In March 2021, McGill University's Office for Science and Society published an article by Jonathan Jarry titled "A Dozen Misguided Influencers Spread Most of the Anti-Vaccination Content on Social Media."1 Citing a report from the Center for Countering Digital Hate (CCDH), Jarry claimed that "two-thirds of anti-vaccine content shared or posted on Facebook and Twitter between February 1 and March 16, 2021, can be attributed to just twelve individuals."1,2

Among those named in this so-called "Disinformation Dozen" was Sayer Ji, founder of the natural health website GreenMedInfo.com. Jarry painted Ji and the others as dangerous spreaders of "blatant and harmful misinformation" with outsized influence.1

However, a bombshell statement from Meta (formerly Facebook) has revealed fatal flaws in the CCDH report, calling into question McGill's uncritical endorsement of its claims and the legitimacy of Jarry's attacks on Ji and the other named individuals.

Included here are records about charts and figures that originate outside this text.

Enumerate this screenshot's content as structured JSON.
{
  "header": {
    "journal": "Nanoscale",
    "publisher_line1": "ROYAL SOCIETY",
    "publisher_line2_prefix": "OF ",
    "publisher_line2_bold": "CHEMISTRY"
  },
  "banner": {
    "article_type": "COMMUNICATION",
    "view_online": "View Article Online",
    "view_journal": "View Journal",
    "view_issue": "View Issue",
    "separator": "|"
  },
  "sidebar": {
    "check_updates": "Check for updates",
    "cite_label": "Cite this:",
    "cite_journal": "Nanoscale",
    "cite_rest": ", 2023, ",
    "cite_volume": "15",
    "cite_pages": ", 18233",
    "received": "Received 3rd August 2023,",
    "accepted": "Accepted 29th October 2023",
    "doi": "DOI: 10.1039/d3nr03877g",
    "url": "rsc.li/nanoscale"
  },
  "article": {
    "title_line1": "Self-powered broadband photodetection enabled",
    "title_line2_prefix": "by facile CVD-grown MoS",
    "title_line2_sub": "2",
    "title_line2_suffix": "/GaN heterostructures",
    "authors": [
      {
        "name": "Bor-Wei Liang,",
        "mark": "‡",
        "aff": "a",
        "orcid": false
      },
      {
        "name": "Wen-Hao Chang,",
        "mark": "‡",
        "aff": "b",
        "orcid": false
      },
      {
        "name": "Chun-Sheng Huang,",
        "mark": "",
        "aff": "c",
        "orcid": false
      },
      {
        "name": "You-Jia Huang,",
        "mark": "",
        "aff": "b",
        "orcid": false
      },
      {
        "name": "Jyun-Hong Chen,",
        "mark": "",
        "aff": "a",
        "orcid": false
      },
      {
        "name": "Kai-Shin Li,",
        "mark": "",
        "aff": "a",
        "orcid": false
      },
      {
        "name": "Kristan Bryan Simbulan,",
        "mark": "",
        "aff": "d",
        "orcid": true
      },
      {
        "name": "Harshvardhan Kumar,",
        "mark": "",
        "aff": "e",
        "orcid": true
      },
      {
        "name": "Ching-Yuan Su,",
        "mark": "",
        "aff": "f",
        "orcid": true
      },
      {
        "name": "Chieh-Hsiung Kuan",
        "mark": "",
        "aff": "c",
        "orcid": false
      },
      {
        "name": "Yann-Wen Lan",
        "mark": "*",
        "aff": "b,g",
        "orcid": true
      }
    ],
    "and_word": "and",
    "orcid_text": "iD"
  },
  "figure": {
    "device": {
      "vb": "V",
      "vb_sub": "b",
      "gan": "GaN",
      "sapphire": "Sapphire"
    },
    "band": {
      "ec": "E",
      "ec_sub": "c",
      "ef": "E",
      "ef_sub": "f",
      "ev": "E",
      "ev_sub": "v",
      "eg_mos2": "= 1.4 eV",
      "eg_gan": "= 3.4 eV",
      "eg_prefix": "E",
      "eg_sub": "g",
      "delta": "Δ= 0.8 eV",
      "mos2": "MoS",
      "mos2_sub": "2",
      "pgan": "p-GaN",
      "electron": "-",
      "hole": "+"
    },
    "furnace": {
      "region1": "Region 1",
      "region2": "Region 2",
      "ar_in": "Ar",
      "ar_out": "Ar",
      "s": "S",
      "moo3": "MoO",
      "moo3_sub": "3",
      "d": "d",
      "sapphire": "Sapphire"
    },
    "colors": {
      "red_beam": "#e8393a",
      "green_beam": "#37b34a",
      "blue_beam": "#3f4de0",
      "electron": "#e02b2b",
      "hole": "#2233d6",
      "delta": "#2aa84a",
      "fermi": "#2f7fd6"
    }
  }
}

Debunked Data, Baseless Accusations

In August 2021, Meta's VP of Content Policy Monika Bickert directly refuted the CCDH's central claim, stating: "There isn't any evidence to support this claim. Moreover, focusing on such a small group of people distracts from the complex challenges we all face in addressing misinformation about COVID-19 vaccines."3

Bickert revealed that the CCDH report "analyzed only a narrow set of 483 pieces of content over six weeks from only 30 groups," arguing that this cherry-picked sample was "in no way representative of the hundreds of millions of posts that people have shared about COVID-19 vaccines in the past months on Facebook."She also highlighted the CCDH's lack of transparency in how it categorized content as "anti-vax" and selected the groups it analyzed.3

Despite relying heavily on the CCDH report, Jarry's article failed to critically examine these serious methodological issues, instead presenting the disinfo dozen narrative as established fact. This raises troubling questions about McGill's academic rigor and editorial standards.